Ich habe zwar nicht die Fachkompetenz über die Eisenbahn wie Herr Walluhn aber die Zustände bei der Eisenbahn müssen derzeit katstrophal, wie überall im Lande, sein. Die Streiks sind nur allzu berechtigt und ich wünsche nir das ein Generalstreik das gesamte Land lahm legt damit die Leute endlich mal aus ihrem politischen Dornröschenschlaf aufwachen.

So kann es im Lande jedenfalls nicht weitergehen wie derzeitig.
Simson
Zitat:
BAHN-TARIFSTREIT

GDL widerruft Streik-Absage ihres Chefs

Das Chaos im Tarifstreit bei der Bahn wird immer größer. Erst meldete die "Süddeutsche Zeitung", GDL-Chef Schell habe angekündigt, auf Streiks in der kommenden Woche zu verzichten. Jetzt zog die Gewerkschaft die Äußerung wieder zurück.


weiter im SPIEGEL ONLINE-Artikel vom 04.11.2007
Zwötzner
Werter Herr Walluhn
ich glaube das 36 Jahre genug Tiefenwissen sind.
Pfiffikus
Hallo mcbernie,

Zitat:
mcbernie hat am 04. November 2007 um 19:07 Uhr folgendes geschrieben:

ich wünsche nir das ein Generalstreik das gesamte Land lahm legt ...

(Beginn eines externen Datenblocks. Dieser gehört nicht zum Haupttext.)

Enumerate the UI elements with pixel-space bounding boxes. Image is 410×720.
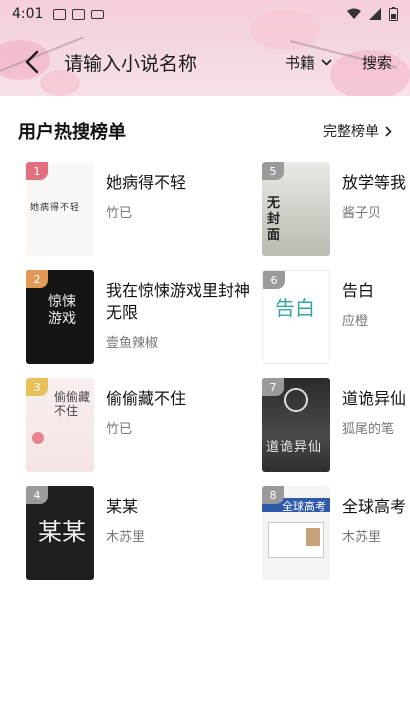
book-title: 我在惊悚游戏里封神无限 <box>106 281 251 322</box>
rank-badge: 8 <box>262 486 284 504</box>
book-cover: 2 惊悚游戏 <box>26 270 94 364</box>
cover-title: 某某 <box>38 518 86 546</box>
book-cover: 6 告白 <box>262 270 330 364</box>
chevron-right-icon <box>385 125 392 137</box>
cover-title: 她病得不轻 <box>30 203 81 213</box>
book-item[interactable]: 8 全球高考 全球高考 木苏里 <box>262 486 410 582</box>
cover-title: 告白 <box>275 296 315 320</box>
book-author: 酱子贝 <box>342 206 382 221</box>
book-author: 木苏里 <box>342 530 382 545</box>
back-button[interactable] <box>10 40 54 84</box>
flower-decoration <box>32 432 44 444</box>
emblem-decoration <box>284 388 308 412</box>
status-time: 4:01 <box>12 6 44 22</box>
battery-icon <box>389 7 398 21</box>
book-author: 壹鱼辣椒 <box>106 336 159 351</box>
book-author: 竹已 <box>106 422 133 437</box>
mail-icon <box>91 9 105 19</box>
book-title: 放学等我 <box>342 173 407 192</box>
cover-title: 偷偷藏不住 <box>54 390 91 418</box>
book-author: 狐尾的笔 <box>342 422 395 437</box>
book-author: 竹已 <box>106 206 133 221</box>
book-cover: 3 偷偷藏不住 <box>26 378 94 472</box>
search-button[interactable]: 搜索 <box>362 52 392 73</box>
full-list-label: 完整榜单 <box>323 124 379 140</box>
wifi-icon <box>347 8 361 19</box>
book-item[interactable]: 7 道诡异仙 道诡异仙 狐尾的笔 <box>262 378 410 474</box>
rank-badge: 1 <box>26 162 48 180</box>
book-title: 告白 <box>342 281 375 300</box>
cover-title: 全球高考 <box>282 500 326 513</box>
book-cover: 1 她病得不轻 <box>26 162 94 256</box>
chevron-left-icon <box>25 50 39 74</box>
book-item[interactable]: 3 偷偷藏不住 偷偷藏不住 竹已 <box>26 378 216 474</box>
cover-title: 无封面 <box>267 196 281 243</box>
book-item[interactable]: 2 惊悚游戏 我在惊悚游戏里封神无限 壹鱼辣椒 <box>26 270 250 366</box>
book-title: 某某 <box>106 497 139 516</box>
rank-badge: 3 <box>26 378 48 396</box>
signal-icon <box>369 8 381 20</box>
category-dropdown[interactable]: 书籍 <box>285 52 332 73</box>
book-item[interactable]: 1 她病得不轻 她病得不轻 竹已 <box>26 162 216 258</box>
book-cover: 5 无封面 <box>262 162 330 256</box>
book-cover: 8 全球高考 <box>262 486 330 580</box>
full-list-link[interactable]: 完整榜单 <box>323 121 392 141</box>
rank-badge: 2 <box>26 270 48 288</box>
book-cover: 7 道诡异仙 <box>262 378 330 472</box>
section-title: 用户热搜榜单 <box>18 122 126 143</box>
book-item[interactable]: 5 无封面 放学等我 酱子贝 <box>262 162 410 258</box>
gallery-icon <box>53 8 67 20</box>
book-author: 木苏里 <box>106 530 146 545</box>
rank-badge: 7 <box>262 378 284 396</box>
status-bar: 4:01 <box>0 0 410 28</box>
toolbar: 请输入小说名称 书籍 搜索 <box>0 40 410 84</box>
book-author: 应橙 <box>342 314 369 329</box>
book-title: 偷偷藏不住 <box>106 389 187 408</box>
book-title: 道诡异仙 <box>342 389 407 408</box>
book-title: 她病得不轻 <box>106 173 187 192</box>
rank-badge: 6 <box>263 271 285 289</box>
book-item[interactable]: 6 告白 告白 应橙 <box>262 270 410 366</box>
category-label: 书籍 <box>284 53 315 72</box>
rank-badge: 5 <box>262 162 284 180</box>
rank-badge: 4 <box>26 486 48 504</box>
section-header: 用户热搜榜单 完整榜单 <box>0 116 410 146</box>
chevron-down-icon <box>321 58 332 66</box>
book-title: 全球高考 <box>342 497 407 516</box>
book-cover: 4 某某 <box>26 486 94 580</box>
search-input[interactable]: 请输入小说名称 <box>64 49 285 76</box>
a-icon <box>72 8 86 20</box>
cover-title: 道诡异仙 <box>266 440 323 455</box>
cover-title: 惊悚游戏 <box>48 294 76 327</box>
book-item[interactable]: 4 某某 某某 木苏里 <box>26 486 216 582</box>
photo-decoration <box>306 528 320 546</box>
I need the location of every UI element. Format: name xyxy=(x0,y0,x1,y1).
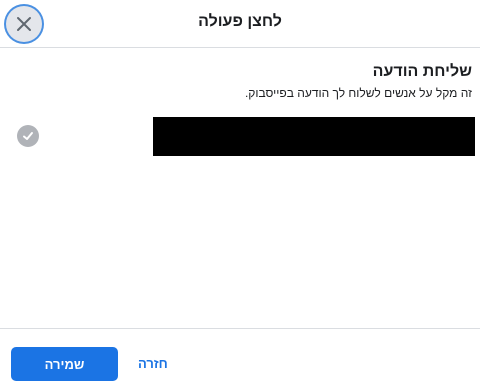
section-description: זה מקל על אנשים לשלוח לך הודעה בפייסבוק. xyxy=(244,86,472,100)
section-title: שליחת הודעה xyxy=(372,63,472,80)
action-button-dialog: לחצן פעולה שליחת הודעה זה מקל על אנשים ל… xyxy=(0,0,480,389)
save-button[interactable]: שמירה xyxy=(11,347,118,381)
check-circle-icon xyxy=(17,125,39,147)
back-button[interactable]: חזרה xyxy=(138,347,168,381)
redacted-input-field[interactable] xyxy=(153,117,475,156)
dialog-title: לחצן פעולה xyxy=(198,13,282,30)
dialog-footer: שמירה חזרה xyxy=(0,328,480,389)
dialog-header: לחצן פעולה xyxy=(0,0,480,48)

nur mal zur Erinnerung: hier geht es um eine TARIFauseinandersetzung, nicht mehr und nicht weniger.

Und zu diesem Zwecke ist ein Generalstreik völlig fehl am Platze!


Pfiffikus,
der daran erinnert, dass sich ein Streik gegen den Arbeitgeber und nicht gegen die Kundschaft zu richten hat
Zwötzner
@Pfiffikus das läßt sich nun mal bei der Eisenbahn nicht vermeiden,das es auch Kunden trifft.
sag nicht Tarifstreit dazu Augsburger Puppenkiste oder Muppets Show trifft es wohl eher.
Die Herren Triebfahrzeugführer sollten wohl mal bei Ihren Französischen Kollegen in die Lehre gehen,vielleicht lernen sie dann mal Rückrat zu zeigen.

MFG

Zwötzner
Simson
Zitat:

TARIFSTREIT

Bahn lässt es auf neue Streiks ankommen

Klare Absage des Bahn-Vorstands: Das Unternehmen will den Lokführern definitiv kein neues Angebot vorlegen. Damit sind Streiks im Güterverkehr schon am Donnerstag so gut wie sicher.


weiter im SPIEGEL ONLINE-Artikel vom 06.11.2007
Pfiffikus
Zitat:
Zwötzner hat am 04. November 2007 um 23:17 Uhr folgendes geschrieben:

@Pfiffikus das läßt sich nun mal bei der Eisenbahn nicht vermeiden,das es auch Kunden trifft.

wenn du es so formulierst, ist das völlig falsch.
Du hast wahrscheinlich nocht das ganze Thema hier gelesen. Ich schrieb bereits mehrmals, dass auch bei der Eisenbahn ein Streik möglich ist, der den Arbeitgeber, jedoch nicht die Kundschaft trifft.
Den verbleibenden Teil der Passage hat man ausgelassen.